Alfred Fincher

No. 56, 51
- Position:: Linebacker

Personal information
- Born:: August 15, 1983 (age 41) Key West, Florida, U.S.
- Height:: 6 ft 1 in (1.85 m)
- Weight:: 238 lb (108 kg)

Career information
- High school:: Norwood (MA)
- College:: Connecticut
- NFL draft:: 2005: 3rd round, 82nd pick

Career history
- New Orleans Saints (2005–2007); Detroit Lions (2008)*; Washington Redskins (2008); New York Sentinels (2009);
- * Offseason and/or practice squad member only

Career NFL statistics
- Total tackles:: 26
- Stats at Pro Football Reference

= Alfred Fincher =

American football player (born 1983)

Alfred William Fincher (born August 15, 1983) is an American former professional football player who was a linebacker in the National Football League (NFL). He was selected by the New Orleans Saints in the third round of the 2005 NFL draft. He played college football for the Connecticut Huskies.

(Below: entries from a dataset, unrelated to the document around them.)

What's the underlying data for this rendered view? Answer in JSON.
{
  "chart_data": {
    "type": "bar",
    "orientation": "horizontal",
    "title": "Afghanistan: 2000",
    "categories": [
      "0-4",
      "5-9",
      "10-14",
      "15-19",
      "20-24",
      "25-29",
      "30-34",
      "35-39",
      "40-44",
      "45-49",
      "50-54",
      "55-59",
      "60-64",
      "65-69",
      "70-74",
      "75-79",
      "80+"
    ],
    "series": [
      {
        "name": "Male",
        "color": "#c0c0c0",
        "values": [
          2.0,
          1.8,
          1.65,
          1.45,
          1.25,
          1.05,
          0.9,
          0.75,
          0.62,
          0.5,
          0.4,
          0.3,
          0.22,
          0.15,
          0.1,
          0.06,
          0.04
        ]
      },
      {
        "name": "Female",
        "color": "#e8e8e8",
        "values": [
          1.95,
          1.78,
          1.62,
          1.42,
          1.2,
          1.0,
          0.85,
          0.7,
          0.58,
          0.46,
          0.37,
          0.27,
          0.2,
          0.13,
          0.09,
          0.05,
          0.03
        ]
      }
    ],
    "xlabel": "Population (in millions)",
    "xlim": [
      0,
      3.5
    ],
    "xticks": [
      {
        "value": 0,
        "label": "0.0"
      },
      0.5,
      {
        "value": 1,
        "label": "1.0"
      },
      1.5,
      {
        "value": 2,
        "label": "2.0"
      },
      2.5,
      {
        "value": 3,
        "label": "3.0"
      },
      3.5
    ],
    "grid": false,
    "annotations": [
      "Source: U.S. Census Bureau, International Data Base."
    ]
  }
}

Fincher was also a member of the Detroit Lions, Washington Redskins, and New York Sentinels.

==Professional career==

===New Orleans Saints===
In 2006, Fincher played in six games for the New Orleans Saints and recorded nine tackles.

Fincher played in seven games for the New Orleans Saints in 2007, recording three tackles. He was placed on injured reserve on November 4, 2007 due to a concussion, ending his season. He was waived from injured reserve on November 29. He has inspired his cousin Travis Fincher while playing for the 'SR Colts', during the 2007-08 season.

===Detroit Lions===
On March 27, 2008, Fincher was signed by the Detroit Lions. However, he was released on July 27 after linebacker Teddy Lehman was re-signed.

===Washington Redskins===
On July 31, 2008, Fincher was signed by the Washington Redskins. He re-signed with the Redskins on March 10, 2009. He was waived on August 30.

==Personal life==
Fincher works as a fisherman in the Bahamas.